Louis seems to sabotage all my attempts to take a decent photo of him these days.   I have to catch him unawares  or he'll either photobomb, pull a face or turns away, like in this one.  But  I love this though.  It seems to have accidentally turned out okay.

Louis is now a term into his new school so it's about time for a progress update.  I'm pleased to say that he's thriving in a beautiful and friendly environment with small class sizes.  I'm astounded that this can be achieved within the non selective state system.   No longer am I receiving text messages about disorganised  behaviour on a near daily basis.  I don't miss those I can tell you!   His first report was superb and he's back on to achieve the grades that I knew that he was capable of.  There was  a huge range of GCSE's to choose from and is studying subjects that weren't on offer at the traditionally academic grammar school.  One of the things that he previously struggled with due to his dyslexia was language learning.   Yet continuing either French or Spanish were compulsory in his old school. It was a very steep uphill struggle.  Now he is able to study additional English and Maths lessons  instead that compensate for his difficulties and augment his strengths.
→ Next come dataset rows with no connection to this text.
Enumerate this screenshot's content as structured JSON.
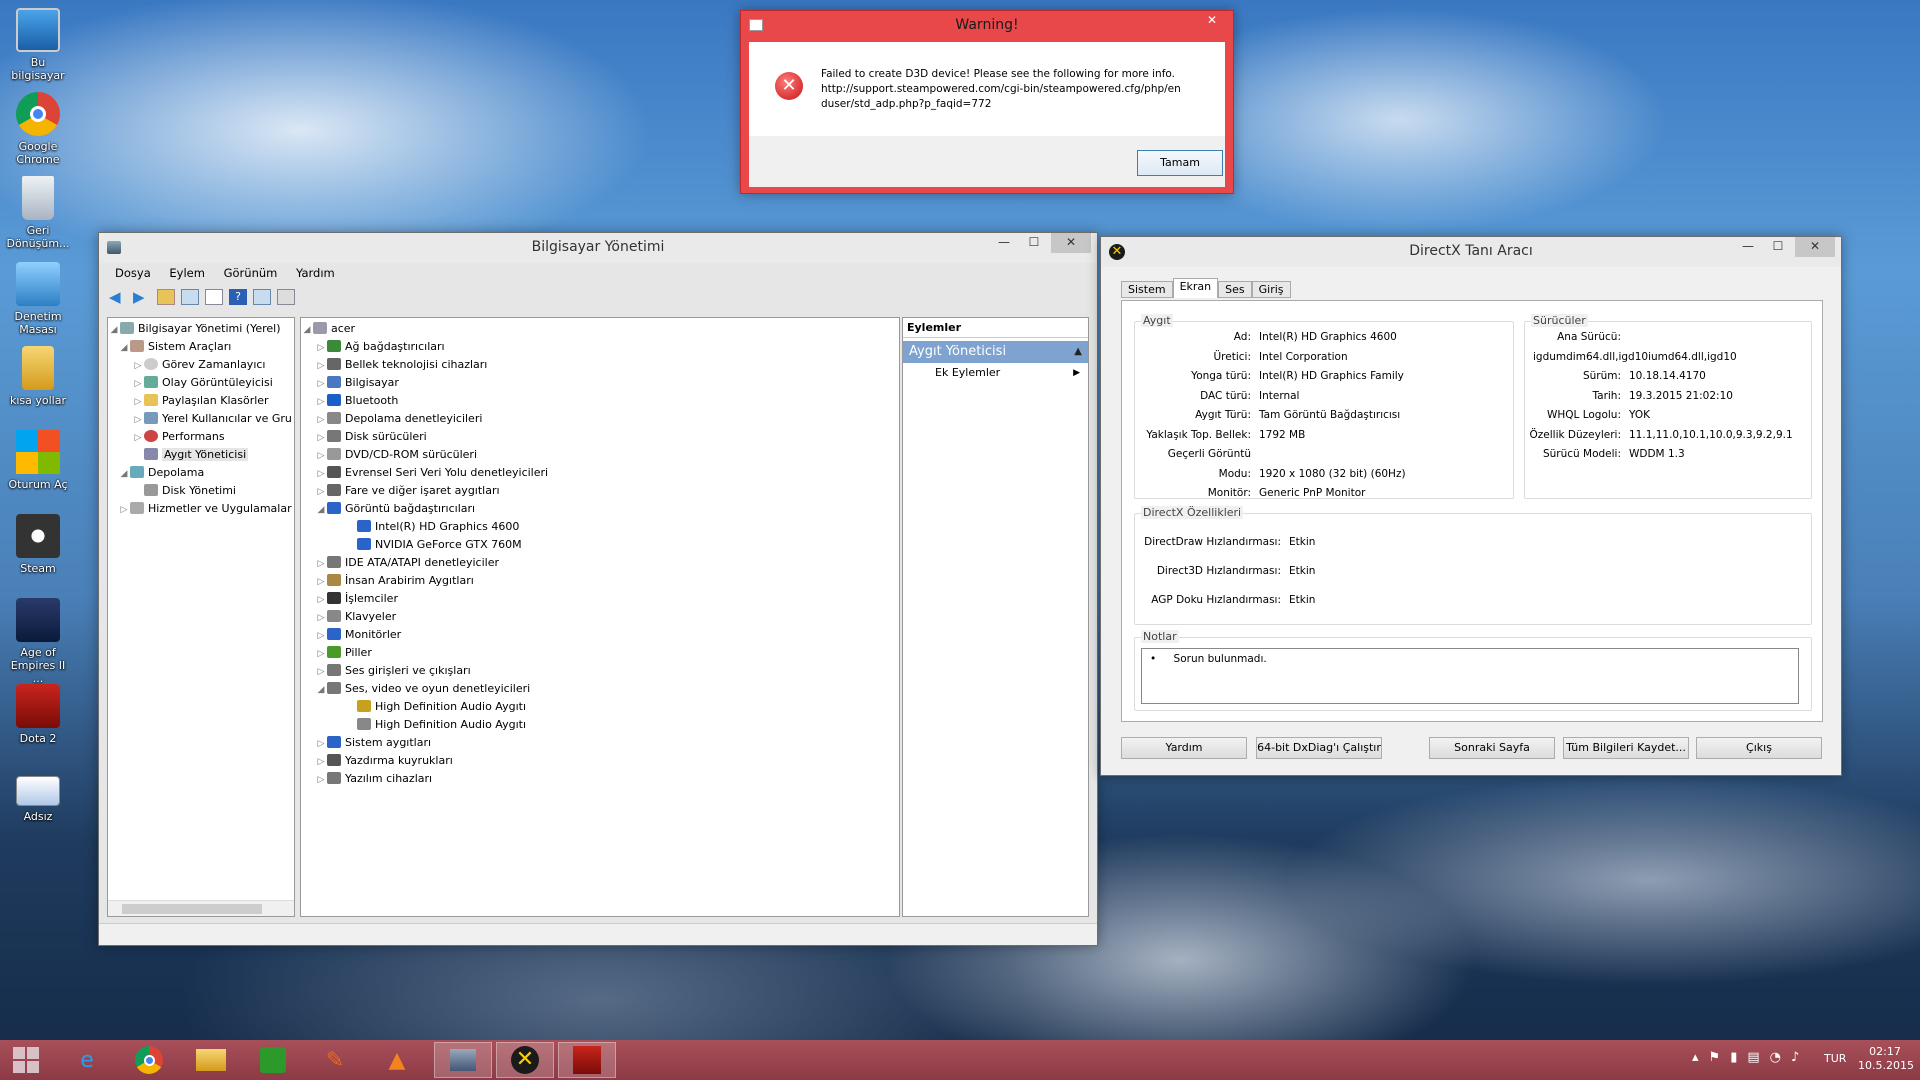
{
  "desktop": {
    "icons": [
      "Bu bilgisayar",
      "Google Chrome",
      "Geri Dönüşüm...",
      "Denetim Masası",
      "kısa yollar",
      "Oturum Aç",
      "Steam",
      "Age of Empires II ...",
      "Dota 2",
      "Adsız"
    ]
  },
  "warning": {
    "title": "Warning!",
    "message": "Failed to create D3D device! Please see the following for more info.",
    "link1": "http://support.steampowered.com/cgi-bin/steampowered.cfg/php/en",
    "link2": "duser/std_adp.php?p_faqid=772",
    "ok": "Tamam",
    "close": "✕"
  },
  "mgmt": {
    "title": "Bilgisayar Yönetimi",
    "minimize": "—",
    "maximize": "☐",
    "close": "✕",
    "menu": [
      "Dosya",
      "Eylem",
      "Görünüm",
      "Yardım"
    ],
    "left_tree": [
      "Bilgisayar Yönetimi (Yerel)",
      "Sistem Araçları",
      "Görev Zamanlayıcı",
      "Olay Görüntüleyicisi",
      "Paylaşılan Klasörler",
      "Yerel Kullanıcılar ve Gru",
      "Performans",
      "Aygıt Yöneticisi",
      "Depolama",
      "Disk Yönetimi",
      "Hizmetler ve Uygulamalar"
    ],
    "root": "acer",
    "devices": [
      "Ağ bağdaştırıcıları",
      "Bellek teknolojisi cihazları",
      "Bilgisayar",
      "Bluetooth",
      "Depolama denetleyicileri",
      "Disk sürücüleri",
      "DVD/CD-ROM sürücüleri",
      "Evrensel Seri Veri Yolu denetleyicileri",
      "Fare ve diğer işaret aygıtları",
      "Görüntü bağdaştırıcıları",
      "Intel(R) HD Graphics 4600",
      "NVIDIA GeForce GTX 760M",
      "IDE ATA/ATAPI denetleyiciler",
      "İnsan Arabirim Aygıtları",
      "İşlemciler",
      "Klavyeler",
      "Monitörler",
      "Piller",
      "Ses girişleri ve çıkışları",
      "Ses, video ve oyun denetleyicileri",
      "High Definition Audio Aygıtı",
      "High Definition Audio Aygıtı",
      "Sistem aygıtları",
      "Yazdırma kuyrukları",
      "Yazılım cihazları"
    ],
    "actions_header": "Eylemler",
    "actions_section": "Aygıt Yöneticisi",
    "actions_more": "Ek Eylemler"
  },
  "dx": {
    "title": "DirectX Tanı Aracı",
    "minimize": "—",
    "maximize": "☐",
    "close": "✕",
    "tabs": [
      "Sistem",
      "Ekran",
      "Ses",
      "Giriş"
    ],
    "device_caption": "Aygıt",
    "drivers_caption": "Sürücüler",
    "device": [
      [
        "Ad:",
        "Intel(R) HD Graphics 4600"
      ],
      [
        "Üretici:",
        "Intel Corporation"
      ],
      [
        "Yonga türü:",
        "Intel(R) HD Graphics Family"
      ],
      [
        "DAC türü:",
        "Internal"
      ],
      [
        "Aygıt Türü:",
        "Tam Görüntü Bağdaştırıcısı"
      ],
      [
        "Yaklaşık Top. Bellek:",
        "1792 MB"
      ],
      [
        "Geçerli Görüntü Modu:",
        "1920 x 1080 (32 bit) (60Hz)"
      ],
      [
        "Monitör:",
        "Generic PnP Monitor"
      ]
    ],
    "drivers": [
      [
        "Ana Sürücü:",
        "igdumdim64.dll,igd10iumd64.dll,igd10"
      ],
      [
        "Sürüm:",
        "10.18.14.4170"
      ],
      [
        "Tarih:",
        "19.3.2015 21:02:10"
      ],
      [
        "WHQL Logolu:",
        "YOK"
      ],
      [
        "Özellik Düzeyleri:",
        "11.1,11.0,10.1,10.0,9.3,9.2,9.1"
      ],
      [
        "Sürücü Modeli:",
        "WDDM 1.3"
      ]
    ],
    "features_caption": "DirectX Özellikleri",
    "features": [
      [
        "DirectDraw Hızlandırması:",
        "Etkin"
      ],
      [
        "Direct3D Hızlandırması:",
        "Etkin"
      ],
      [
        "AGP Doku Hızlandırması:",
        "Etkin"
      ]
    ],
    "notes_caption": "Notlar",
    "notes": "Sorun bulunmadı.",
    "buttons": [
      "Yardım",
      "64-bit DxDiag'ı Çalıştır",
      "Sonraki Sayfa",
      "Tüm Bilgileri Kaydet...",
      "Çıkış"
    ]
  },
  "taskbar": {
    "lang": "TUR",
    "time": "02:17",
    "date": "10.5.2015"
  }
}
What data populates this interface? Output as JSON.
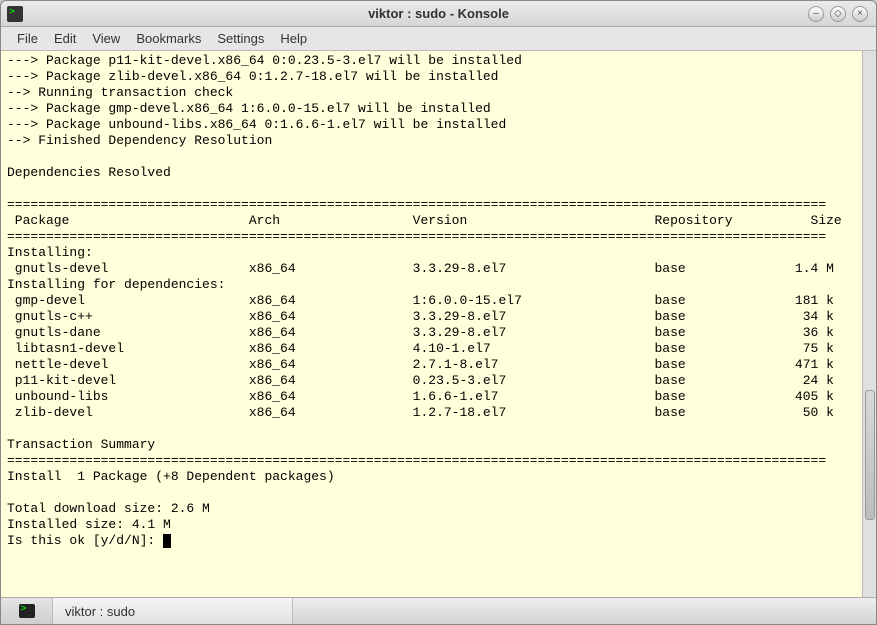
{
  "window": {
    "title": "viktor : sudo - Konsole"
  },
  "menubar": {
    "file": "File",
    "edit": "Edit",
    "view": "View",
    "bookmarks": "Bookmarks",
    "settings": "Settings",
    "help": "Help"
  },
  "terminal": {
    "lines_top1": "---> Package p11-kit-devel.x86_64 0:0.23.5-3.el7 will be installed",
    "lines_top2": "---> Package zlib-devel.x86_64 0:1.2.7-18.el7 will be installed",
    "lines_top3": "--> Running transaction check",
    "lines_top4": "---> Package gmp-devel.x86_64 1:6.0.0-15.el7 will be installed",
    "lines_top5": "---> Package unbound-libs.x86_64 0:1.6.6-1.el7 will be installed",
    "lines_top6": "--> Finished Dependency Resolution",
    "deps_resolved": "Dependencies Resolved",
    "rule_dbl": "=========================================================================================================",
    "header_row": " Package                       Arch                 Version                        Repository          Size",
    "installing_hdr": "Installing:",
    "row_gnutls_devel": " gnutls-devel                  x86_64               3.3.29-8.el7                   base              1.4 M",
    "installing_deps_hdr": "Installing for dependencies:",
    "row_gmp_devel": " gmp-devel                     x86_64               1:6.0.0-15.el7                 base              181 k",
    "row_gnutls_cpp": " gnutls-c++                    x86_64               3.3.29-8.el7                   base               34 k",
    "row_gnutls_dane": " gnutls-dane                   x86_64               3.3.29-8.el7                   base               36 k",
    "row_libtasn1": " libtasn1-devel                x86_64               4.10-1.el7                     base               75 k",
    "row_nettle": " nettle-devel                  x86_64               2.7.1-8.el7                    base              471 k",
    "row_p11kit": " p11-kit-devel                 x86_64               0.23.5-3.el7                   base               24 k",
    "row_unbound": " unbound-libs                  x86_64               1.6.6-1.el7                    base              405 k",
    "row_zlib": " zlib-devel                    x86_64               1.2.7-18.el7                   base               50 k",
    "trans_summary": "Transaction Summary",
    "install_summary": "Install  1 Package (+8 Dependent packages)",
    "total_download": "Total download size: 2.6 M",
    "installed_size": "Installed size: 4.1 M",
    "prompt": "Is this ok [y/d/N]: "
  },
  "taskbar": {
    "active_tab": "viktor : sudo"
  }
}
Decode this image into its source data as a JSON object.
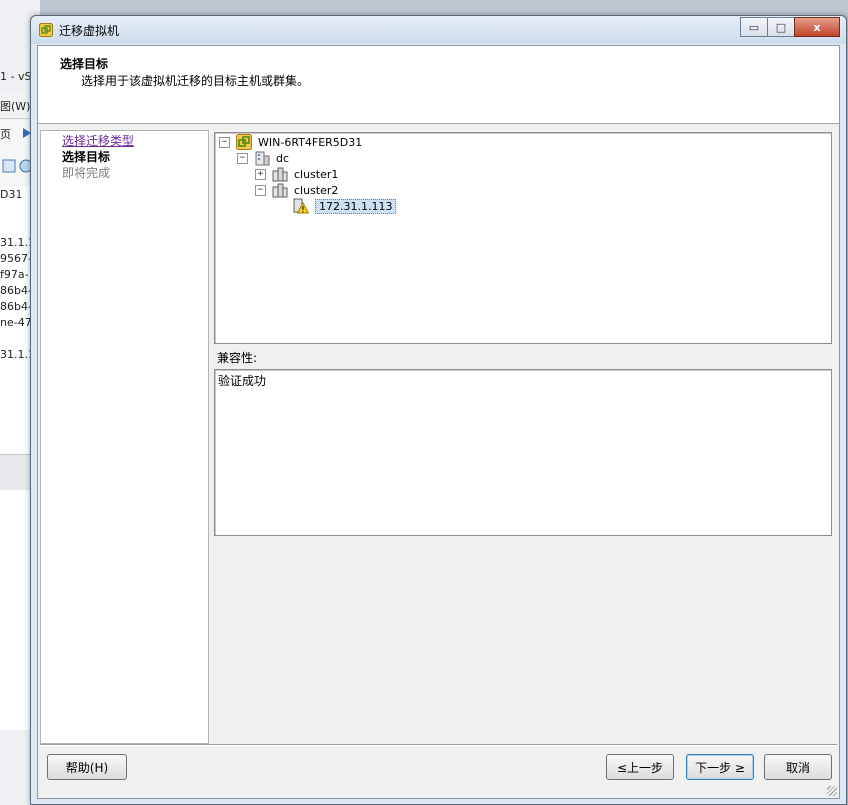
{
  "background_app": {
    "lines": [
      "1 - vS",
      "图(W)",
      "页",
      "D31",
      "31.1.1",
      "9567-",
      "f97a-",
      "86b4-",
      "86b4-",
      "ne-47",
      "31.1.1"
    ]
  },
  "dialog": {
    "title": "迁移虚拟机",
    "window_buttons": {
      "minimize": "▭",
      "maximize": "□",
      "close": "x"
    }
  },
  "header": {
    "title": "选择目标",
    "subtitle": "选择用于该虚拟机迁移的目标主机或群集。"
  },
  "steps": [
    {
      "label": "选择迁移类型",
      "state": "link"
    },
    {
      "label": "选择目标",
      "state": "current"
    },
    {
      "label": "即将完成",
      "state": "pending"
    }
  ],
  "tree": {
    "root": "WIN-6RT4FER5D31",
    "datacenter": "dc",
    "cluster1": "cluster1",
    "cluster2": "cluster2",
    "host": "172.31.1.113"
  },
  "compat": {
    "label": "兼容性:",
    "message": "验证成功"
  },
  "buttons": {
    "help": "帮助(H)",
    "back": "≤上一步",
    "next": "下一步 ≥",
    "cancel": "取消"
  }
}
I was unaware  of how much stress that Louis, me and his dad were under when his school wasn't a good fit for him.  It was only after the change took place that it became apparent.   My son is happier in a small mixed sex environment where there's a focus on acquiring vocational skills.    Even though I've had to change my working hours, leaving home earlier and getting back much later than before, it's not a problem because there's no homework!  In the evenings and weekends time is our own.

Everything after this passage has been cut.